I tipi documento TD16-TD28 sono i codici che il Sistema di Interscambio (SDI) usa per distinguere le fatture elettroniche "di servizio" — integrazioni, autofatture, comunicazioni esterometro — dalla fattura ordinaria (TD01): li trasmette normalmente il cessionario/committente per assolvere il reverse charge o l'obbligo comunicativo sulle operazioni transfrontaliere (art. 1, comma 3-bis, D.Lgs. 127/2015, dal 1° luglio 2022). Scegliere il codice giusto, la Natura IVA corretta e la data corretta nel campo <Data> non è un dettaglio formale: determina se l'operazione confluisce correttamente nelle bozze dei registri IVA e della liquidazione periodica precompilate dall'Agenzia delle Entrate. Questa scheda riepiloga, codice per codice, quando si usa, chi lo trasmette, cosa scrivere nei campi chiave e dove si registra.

Quando si applica

I tipi documento TD16-TD28 servono quando l'operazione richiede un documento elettronico aggiuntivo rispetto alla fattura del cedente/prestatore (C/P), tipicamente perché:

  • l'IVA è dovuta dal cessionario/committente (C/C) in reverse charge (interno, TD16; da acquisti intra-UE o extra-UE, TD17-TD19);
  • il C/C deve autofatturarsi per un'omissione o irregolarità del C/P (TD20, TD29), per uno splafonamento (TD21) o per un'estrazione da deposito IVA (TD22-TD23);
  • il C/P deve emettere una fattura con regole di differimento particolari (TD24-TD25), per beni ammortizzabili/passaggi interni (TD26) o per autoconsumo/cessioni gratuite (TD27);
  • l'acquisto avviene da un fornitore di San Marino con fattura cartacea con IVA addebitata (TD28).

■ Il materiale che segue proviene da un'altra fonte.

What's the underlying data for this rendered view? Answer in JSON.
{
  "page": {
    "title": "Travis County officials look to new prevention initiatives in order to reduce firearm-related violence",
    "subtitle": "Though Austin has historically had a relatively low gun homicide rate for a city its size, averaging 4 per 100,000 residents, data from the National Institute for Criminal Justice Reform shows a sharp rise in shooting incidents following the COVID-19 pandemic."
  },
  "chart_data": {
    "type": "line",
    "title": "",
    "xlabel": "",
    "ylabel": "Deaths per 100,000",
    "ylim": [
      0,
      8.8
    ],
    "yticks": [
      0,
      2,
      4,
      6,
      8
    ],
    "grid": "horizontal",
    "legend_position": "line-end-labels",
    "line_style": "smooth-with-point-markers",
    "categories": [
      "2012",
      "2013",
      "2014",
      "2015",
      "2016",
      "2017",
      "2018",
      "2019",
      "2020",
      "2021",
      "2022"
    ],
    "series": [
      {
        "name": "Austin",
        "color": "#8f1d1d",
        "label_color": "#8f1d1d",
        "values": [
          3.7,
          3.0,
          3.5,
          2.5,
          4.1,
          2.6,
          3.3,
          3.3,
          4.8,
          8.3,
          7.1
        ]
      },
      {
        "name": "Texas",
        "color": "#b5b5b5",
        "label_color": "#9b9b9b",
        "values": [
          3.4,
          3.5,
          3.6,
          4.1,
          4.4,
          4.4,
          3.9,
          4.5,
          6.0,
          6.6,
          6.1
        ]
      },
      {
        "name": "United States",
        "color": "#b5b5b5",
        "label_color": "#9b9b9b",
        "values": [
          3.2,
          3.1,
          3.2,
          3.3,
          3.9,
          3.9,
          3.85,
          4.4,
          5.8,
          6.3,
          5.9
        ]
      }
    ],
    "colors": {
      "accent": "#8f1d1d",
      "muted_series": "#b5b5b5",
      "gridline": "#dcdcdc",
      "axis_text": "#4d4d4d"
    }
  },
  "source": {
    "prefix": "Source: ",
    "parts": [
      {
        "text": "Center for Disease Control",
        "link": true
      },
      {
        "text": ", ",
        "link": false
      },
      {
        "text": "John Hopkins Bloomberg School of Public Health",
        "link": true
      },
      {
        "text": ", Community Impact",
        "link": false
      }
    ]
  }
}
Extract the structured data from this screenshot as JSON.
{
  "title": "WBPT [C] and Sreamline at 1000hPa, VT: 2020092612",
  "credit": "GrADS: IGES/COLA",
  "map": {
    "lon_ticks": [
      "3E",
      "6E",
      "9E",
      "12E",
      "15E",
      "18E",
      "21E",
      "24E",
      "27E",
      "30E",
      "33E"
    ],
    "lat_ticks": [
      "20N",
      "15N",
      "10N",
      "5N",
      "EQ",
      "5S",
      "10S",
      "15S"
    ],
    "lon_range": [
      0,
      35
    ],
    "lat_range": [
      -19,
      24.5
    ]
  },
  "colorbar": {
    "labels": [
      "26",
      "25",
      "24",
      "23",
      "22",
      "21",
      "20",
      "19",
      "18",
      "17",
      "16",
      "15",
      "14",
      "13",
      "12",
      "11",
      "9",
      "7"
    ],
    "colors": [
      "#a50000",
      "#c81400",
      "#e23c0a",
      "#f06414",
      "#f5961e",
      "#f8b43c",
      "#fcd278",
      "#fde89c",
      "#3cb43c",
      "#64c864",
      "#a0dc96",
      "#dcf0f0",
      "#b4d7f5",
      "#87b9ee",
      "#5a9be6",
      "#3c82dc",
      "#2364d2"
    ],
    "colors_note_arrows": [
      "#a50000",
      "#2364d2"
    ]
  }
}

Per TD17, TD18 e TD19 la distinzione chiave è fra integrazione (fornitore UE: si integra il documento ricevuto) e autofattura (fornitore extra-UE, San Marino o Città del Vaticano: si emette un documento ex novo). La trasmissione tramite SDI di questi tre codici assolve contemporaneamente l'obbligo di reverse charge IVA e l'obbligo comunicativo esterometro: non servono due invii separati.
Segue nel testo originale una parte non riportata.